Customers: Part 07 - Dingo

  "Aww, hell, it's Dingo."
  "Who?" Joe looked past me at the guy entering the store.
  "Dingo," I replied. "The Dingo Warrior. He's a wrestler." I made quote marks in the air.
   Joe's eyes lit up. I forgot he was a huge wrestling fan. Pat had raised both her sons poorly in that regard.
   "Dingo is an Australian wrestler," I continued. I slapped my cheek. "He's about as Australian as my ass."
   We had two wrestling regulars. Dingo and General Von Kessler. I had helped the General a couple of times. He was an old guy, late 50s, bald, stocky, built like a bread loaf. He had come in one night with the missus, a daughter, and a grandson, about 16. He wanted new entrance music. He hummed what the gym currently aired, sounded like Sousa.
   "Von Kessler," I began, "are you like ... Nazi wrestler?"
  "Ya," he beamed.
   His wife carried a small photo album and opened it up. There he was, overweight old guy wearing trunks. Arms extended, holding flag aloft, the red field and black swastika of the National Socialist Party. The Nazis.
   "Are you, uhh, the villain?"
  "Ya vol!" he smiled again.
   I picked out two el cheapo cassettes of Orff and Wagner. Led them to the front playstack, put headphones on him, then played two store CDs.
  "These are perfect!"
   Advised him to stick with O Fortuna and Ride Of The Valkyries.    The grandson grasped my intentions and said he could make his grandpa a cassette mix.
   Month or so later, I saw the grandkid. Said the music was massive. The crowd HATED The General and booed loudly.
  "And ... " the kid shook his fists, "he won his match! Grandpa never wins, but he won that one."

   Anyway ... back to the other wrestler. I went over to see if Mister Dingo needed assistance.

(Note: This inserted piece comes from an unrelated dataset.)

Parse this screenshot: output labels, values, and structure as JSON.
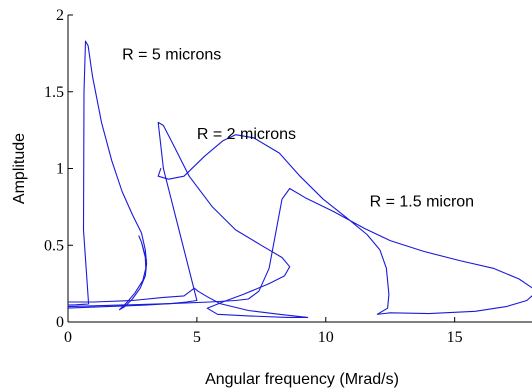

He usually bought dance nonsense, the kind of drivel I had a guilty taste for. Except I'd never play Black Box for my ringside entrance music. What a maroon. I'm sure that scared the shit out of Kevin and Kerry Von Erich.
   "Hey, Dingo. You finding everything alright?"
  "You got CeCe Peniston?"
   What a dick. Underneath that shaggy blonde hair was a thick skull and a soft brain.
   Back at the register, Joe started asking questions. Sports reporter questions. Couldn't tell if they were real or satirical. I didn't relate with Joe as well as I did with younger brother, Chris.
  "Hello, mate, how you doing?" Joe asked.
  "Doing great."
   "Worthy, said you're the Dingo Warrior."
   "I am. Dingo, the wild dog of Australia," he puffed his chest.
  "And you say mate?"
   "No. Of course not, that sounds stupid."
   "But you're Australian," Joe persisted. "I thought you all said mate."
   "Mate? Look, I'm the Dingo Warrior, not the Pirate Warrior," he corrected my coworker.
  "When you're in the ring ... is that stuff real?"
   "How can you ask that? Look at these scars!" Held out his forearms.
   Looked like welding scars and bad sunburn to me. I peered inside his bag. What else had he bought? Deee-Lite. Jeez. I could wrestle that guy. Hell, Sweeney could whip his ass.
  "Hey! Good talking with you," Dingo made to leave. "And I'll see you ... ringside." He punched the air and strutted out.
   "So, you ready to be a wrestling star?" I kidded Joe.
  "I don't know who that guy was, but he wasn't Dingo," Joe shook his head.
   "He's not the Dingo Warrior?" I exclaimed. "But he's always said he was!"
  "Naw, he's a fake. Too old, too short, too fat. Listens to shit, too."